Without matrix MAC unit in AMD GPU, how do you support AI?


I didn’t find any tech support contact, so I am asking here.
I design boards and systems, and need to give some feedback about what kind of GPU to use in some products, and that depends on software support too.
On this year’s Hot Chips conference both Nvidia and AMD presented their latest GPUs, and it seems AMD does not support a matrix-MAC unit that Nvidia already does. I also asked the Khronos guys at the booth about what they do, they said software libraries for AI (machine learning) on AMD GPUs.
What I want to figure out is whether it is okay to use AMD GPU. The advantage to me is that AMD they sells chips to system vendors, while Nvidia only sells mezzanine boards that only fit certain kind of systems. Some form factors (that are not data center rack servers, but aerospace or automotive) need raw BGA chips to be designed on the motherboard.

How is it possible to do machine learning on AMD GPU without the chip having the supporting logic?
Do you have performance comparison between Nvidia GPU running whatever software and AMD GPU running with Khronos software libraries?
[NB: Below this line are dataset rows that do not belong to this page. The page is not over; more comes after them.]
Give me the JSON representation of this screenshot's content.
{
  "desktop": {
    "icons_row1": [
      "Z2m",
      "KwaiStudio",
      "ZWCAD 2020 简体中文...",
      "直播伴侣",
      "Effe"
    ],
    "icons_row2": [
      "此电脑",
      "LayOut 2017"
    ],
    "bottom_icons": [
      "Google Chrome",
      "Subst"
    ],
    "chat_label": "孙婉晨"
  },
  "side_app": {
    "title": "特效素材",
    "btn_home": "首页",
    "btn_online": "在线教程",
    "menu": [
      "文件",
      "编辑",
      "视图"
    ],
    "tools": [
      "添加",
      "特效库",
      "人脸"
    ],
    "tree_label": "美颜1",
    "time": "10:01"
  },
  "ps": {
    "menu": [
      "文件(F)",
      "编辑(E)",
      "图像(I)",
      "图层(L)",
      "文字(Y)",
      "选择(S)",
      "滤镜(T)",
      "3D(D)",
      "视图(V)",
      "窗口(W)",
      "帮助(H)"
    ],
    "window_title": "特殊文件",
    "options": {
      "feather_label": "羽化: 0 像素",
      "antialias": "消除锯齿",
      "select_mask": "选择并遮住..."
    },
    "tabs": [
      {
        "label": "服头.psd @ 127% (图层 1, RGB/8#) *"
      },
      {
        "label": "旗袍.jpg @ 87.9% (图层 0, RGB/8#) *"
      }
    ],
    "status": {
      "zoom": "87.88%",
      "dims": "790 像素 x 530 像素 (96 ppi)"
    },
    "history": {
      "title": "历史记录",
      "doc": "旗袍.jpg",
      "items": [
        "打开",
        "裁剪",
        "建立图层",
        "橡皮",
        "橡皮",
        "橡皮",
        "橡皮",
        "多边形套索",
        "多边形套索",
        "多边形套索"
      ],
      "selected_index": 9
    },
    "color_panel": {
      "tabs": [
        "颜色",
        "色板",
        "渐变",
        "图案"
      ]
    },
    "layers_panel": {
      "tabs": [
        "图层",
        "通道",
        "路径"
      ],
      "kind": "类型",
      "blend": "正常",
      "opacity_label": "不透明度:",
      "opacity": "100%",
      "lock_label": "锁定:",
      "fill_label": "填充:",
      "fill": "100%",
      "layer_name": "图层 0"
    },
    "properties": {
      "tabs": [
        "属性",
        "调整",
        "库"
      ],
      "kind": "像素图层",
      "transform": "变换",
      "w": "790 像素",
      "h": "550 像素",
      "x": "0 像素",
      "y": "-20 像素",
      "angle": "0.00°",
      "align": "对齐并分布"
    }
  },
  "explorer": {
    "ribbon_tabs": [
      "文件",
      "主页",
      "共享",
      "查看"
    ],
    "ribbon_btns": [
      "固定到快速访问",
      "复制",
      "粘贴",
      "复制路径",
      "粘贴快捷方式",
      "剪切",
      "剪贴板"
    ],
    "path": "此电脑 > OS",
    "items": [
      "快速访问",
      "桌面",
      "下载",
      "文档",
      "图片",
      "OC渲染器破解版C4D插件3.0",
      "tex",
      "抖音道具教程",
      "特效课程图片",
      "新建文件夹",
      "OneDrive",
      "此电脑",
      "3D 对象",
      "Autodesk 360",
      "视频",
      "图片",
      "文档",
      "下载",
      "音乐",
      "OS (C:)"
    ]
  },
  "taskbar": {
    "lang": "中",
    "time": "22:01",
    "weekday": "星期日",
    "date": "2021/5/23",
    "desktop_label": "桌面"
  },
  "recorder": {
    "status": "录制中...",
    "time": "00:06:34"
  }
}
Is it comparable?


Take it like you do any other engineering problem:

  • What’s the problem you are trying to solve?
  • What are 1) the absolute requirements, and 2) the nice-to-haves?
  • What are your options?
  • Which options meet your requirements?
  • If multiple, which have the most nice-to-haves?

Low-precision matrix multiply+accumulate (MAC) can be implemented with an ordinary GPU, or on a CPU. The only question is performance.
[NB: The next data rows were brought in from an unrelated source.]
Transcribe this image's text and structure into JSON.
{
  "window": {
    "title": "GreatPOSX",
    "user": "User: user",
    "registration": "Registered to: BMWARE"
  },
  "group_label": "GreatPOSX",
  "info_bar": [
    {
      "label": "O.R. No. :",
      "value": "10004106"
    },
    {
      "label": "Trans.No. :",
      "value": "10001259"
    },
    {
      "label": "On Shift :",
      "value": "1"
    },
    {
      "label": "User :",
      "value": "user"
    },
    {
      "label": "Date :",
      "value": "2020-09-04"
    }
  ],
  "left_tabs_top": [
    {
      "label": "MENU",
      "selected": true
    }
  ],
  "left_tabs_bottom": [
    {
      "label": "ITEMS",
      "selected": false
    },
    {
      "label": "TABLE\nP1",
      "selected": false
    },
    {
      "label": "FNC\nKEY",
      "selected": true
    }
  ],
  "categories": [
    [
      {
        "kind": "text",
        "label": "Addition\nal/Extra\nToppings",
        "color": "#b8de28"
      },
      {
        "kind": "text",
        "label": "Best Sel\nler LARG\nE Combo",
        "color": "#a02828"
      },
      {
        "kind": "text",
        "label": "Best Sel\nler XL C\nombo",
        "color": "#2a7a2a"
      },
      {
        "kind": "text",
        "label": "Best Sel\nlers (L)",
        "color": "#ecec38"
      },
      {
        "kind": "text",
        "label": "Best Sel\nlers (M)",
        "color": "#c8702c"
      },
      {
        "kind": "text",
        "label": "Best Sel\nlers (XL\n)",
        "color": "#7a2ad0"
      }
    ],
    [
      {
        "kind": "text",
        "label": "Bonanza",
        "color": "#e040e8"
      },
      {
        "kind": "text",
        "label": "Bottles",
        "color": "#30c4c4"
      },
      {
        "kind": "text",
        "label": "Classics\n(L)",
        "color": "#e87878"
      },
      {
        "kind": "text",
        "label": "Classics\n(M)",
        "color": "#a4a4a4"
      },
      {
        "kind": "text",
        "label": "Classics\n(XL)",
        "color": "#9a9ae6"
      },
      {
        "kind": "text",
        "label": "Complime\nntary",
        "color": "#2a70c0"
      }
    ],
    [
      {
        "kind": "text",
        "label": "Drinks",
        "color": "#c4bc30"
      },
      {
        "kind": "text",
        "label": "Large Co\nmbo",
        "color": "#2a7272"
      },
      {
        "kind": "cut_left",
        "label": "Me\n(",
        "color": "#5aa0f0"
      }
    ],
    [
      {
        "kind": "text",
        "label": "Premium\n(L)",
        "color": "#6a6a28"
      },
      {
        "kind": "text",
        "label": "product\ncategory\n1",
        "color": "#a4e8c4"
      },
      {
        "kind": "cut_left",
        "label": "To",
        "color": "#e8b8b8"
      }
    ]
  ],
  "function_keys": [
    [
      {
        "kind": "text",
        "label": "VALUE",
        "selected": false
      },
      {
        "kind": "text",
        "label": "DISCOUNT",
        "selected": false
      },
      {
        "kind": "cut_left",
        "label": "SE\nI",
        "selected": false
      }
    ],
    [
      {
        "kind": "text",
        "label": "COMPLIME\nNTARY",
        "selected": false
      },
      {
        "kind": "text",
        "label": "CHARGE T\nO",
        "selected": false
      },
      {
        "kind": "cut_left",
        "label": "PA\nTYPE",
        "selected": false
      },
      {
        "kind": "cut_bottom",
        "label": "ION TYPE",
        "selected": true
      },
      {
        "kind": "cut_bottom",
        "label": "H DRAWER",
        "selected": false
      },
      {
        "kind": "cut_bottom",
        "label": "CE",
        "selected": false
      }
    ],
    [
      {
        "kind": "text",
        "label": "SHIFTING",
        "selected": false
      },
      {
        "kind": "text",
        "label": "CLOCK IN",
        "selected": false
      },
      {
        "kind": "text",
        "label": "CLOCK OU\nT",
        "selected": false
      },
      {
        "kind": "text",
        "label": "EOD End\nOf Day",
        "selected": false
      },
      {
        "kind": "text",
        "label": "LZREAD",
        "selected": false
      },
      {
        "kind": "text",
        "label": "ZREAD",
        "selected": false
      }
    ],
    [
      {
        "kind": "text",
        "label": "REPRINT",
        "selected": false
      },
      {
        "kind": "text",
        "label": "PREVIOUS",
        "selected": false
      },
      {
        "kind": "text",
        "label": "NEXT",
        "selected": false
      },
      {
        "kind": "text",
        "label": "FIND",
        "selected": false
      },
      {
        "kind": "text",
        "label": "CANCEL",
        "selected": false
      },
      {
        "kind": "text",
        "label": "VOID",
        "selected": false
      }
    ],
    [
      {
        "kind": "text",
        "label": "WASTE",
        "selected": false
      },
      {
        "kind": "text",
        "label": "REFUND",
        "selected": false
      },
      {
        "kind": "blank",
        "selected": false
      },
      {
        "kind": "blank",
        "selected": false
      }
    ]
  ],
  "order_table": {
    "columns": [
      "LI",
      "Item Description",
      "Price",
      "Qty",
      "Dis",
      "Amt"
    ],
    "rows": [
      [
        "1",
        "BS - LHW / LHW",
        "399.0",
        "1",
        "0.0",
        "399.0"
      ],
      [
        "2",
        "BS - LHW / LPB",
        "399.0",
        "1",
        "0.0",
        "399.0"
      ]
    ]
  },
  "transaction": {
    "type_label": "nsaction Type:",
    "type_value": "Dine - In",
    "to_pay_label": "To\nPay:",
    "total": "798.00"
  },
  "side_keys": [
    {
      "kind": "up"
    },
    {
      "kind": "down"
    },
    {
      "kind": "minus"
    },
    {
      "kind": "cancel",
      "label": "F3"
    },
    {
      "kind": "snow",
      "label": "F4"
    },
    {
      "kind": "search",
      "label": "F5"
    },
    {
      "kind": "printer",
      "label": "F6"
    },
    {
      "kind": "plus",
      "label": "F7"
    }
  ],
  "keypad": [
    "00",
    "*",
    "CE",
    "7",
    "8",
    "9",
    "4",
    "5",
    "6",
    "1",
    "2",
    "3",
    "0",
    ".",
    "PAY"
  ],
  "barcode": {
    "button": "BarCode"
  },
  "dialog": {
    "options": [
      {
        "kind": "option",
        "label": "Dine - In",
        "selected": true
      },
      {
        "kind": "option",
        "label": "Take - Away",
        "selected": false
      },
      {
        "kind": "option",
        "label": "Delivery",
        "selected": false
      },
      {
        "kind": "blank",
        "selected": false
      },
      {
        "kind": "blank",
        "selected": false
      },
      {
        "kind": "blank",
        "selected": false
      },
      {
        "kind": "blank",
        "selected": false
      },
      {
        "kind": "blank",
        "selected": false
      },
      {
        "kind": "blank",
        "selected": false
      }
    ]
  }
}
You need to define what the throughput requirements are for the problem you are trying to solve. Then evaluate the possible solutions based on those requirements. You may find that you do (or that you don’t) need a specific hardware solution to meet those requirements.
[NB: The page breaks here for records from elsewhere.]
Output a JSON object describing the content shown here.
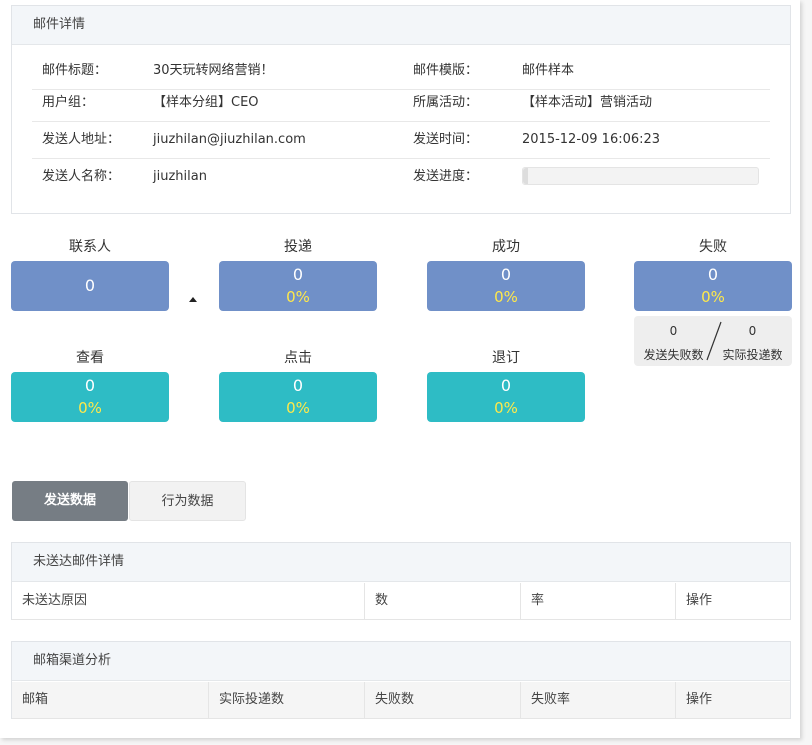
{
  "mail_detail": {
    "title": "邮件详情",
    "rows": [
      {
        "label_a": "邮件标题：",
        "value_a": "30天玩转网络营销！",
        "label_b": "邮件模版：",
        "value_b": "邮件样本"
      },
      {
        "label_a": "用户组：",
        "value_a": "【样本分组】CEO",
        "label_b": "所属活动：",
        "value_b": "【样本活动】营销活动"
      },
      {
        "label_a": "发送人地址：",
        "value_a": "jiuzhilan@jiuzhilan.com",
        "label_b": "发送时间：",
        "value_b": "2015-12-09 16:06:23"
      },
      {
        "label_a": "发送人名称：",
        "value_a": "jiuzhilan",
        "label_b": "发送进度：",
        "value_b": ""
      }
    ],
    "send_progress": 0.02
  },
  "stats": {
    "contacts": {
      "label": "联系人",
      "value": "0"
    },
    "delivered": {
      "label": "投递",
      "value": "0",
      "pct": "0%"
    },
    "success": {
      "label": "成功",
      "value": "0",
      "pct": "0%"
    },
    "failed": {
      "label": "失败",
      "value": "0",
      "pct": "0%"
    },
    "viewed": {
      "label": "查看",
      "value": "0",
      "pct": "0%"
    },
    "clicked": {
      "label": "点击",
      "value": "0",
      "pct": "0%"
    },
    "unsubscribed": {
      "label": "退订",
      "value": "0",
      "pct": "0%"
    },
    "fail_detail": {
      "send_fail_count": "0",
      "send_fail_label": "发送失败数",
      "actual_delivered_count": "0",
      "actual_delivered_label": "实际投递数"
    }
  },
  "tabs": {
    "send_data": "发送数据",
    "behavior_data": "行为数据"
  },
  "undelivered": {
    "title": "未送达邮件详情",
    "columns": [
      "未送达原因",
      "数",
      "率",
      "操作"
    ]
  },
  "mailbox_channel": {
    "title": "邮箱渠道分析",
    "columns": [
      "邮箱",
      "实际投递数",
      "失败数",
      "失败率",
      "操作"
    ]
  },
  "colors": {
    "blue_box": "#7090c8",
    "teal_box": "#2ebcc5",
    "pct_text": "#ffe94a",
    "active_tab": "#767d84"
  }
}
However, if you require a specific hardware packaging or interface format for some form factors that some hardware solutions don’t offer, then they’re off-the-table. This may cause you to rethink what your requirements are vs. what are your nice-to-haves, or to refine them based on form factor.


Since I develop hardware, I cannot really predict what exactly the customers would do with it.
I was looking for some random but typical application where a performance comparison was already done, something related to inference or image recognition.
Can MLPerf be used for this? Do we have MLPerf results on both Nvidia and AMD (with Khronos software) GPUs?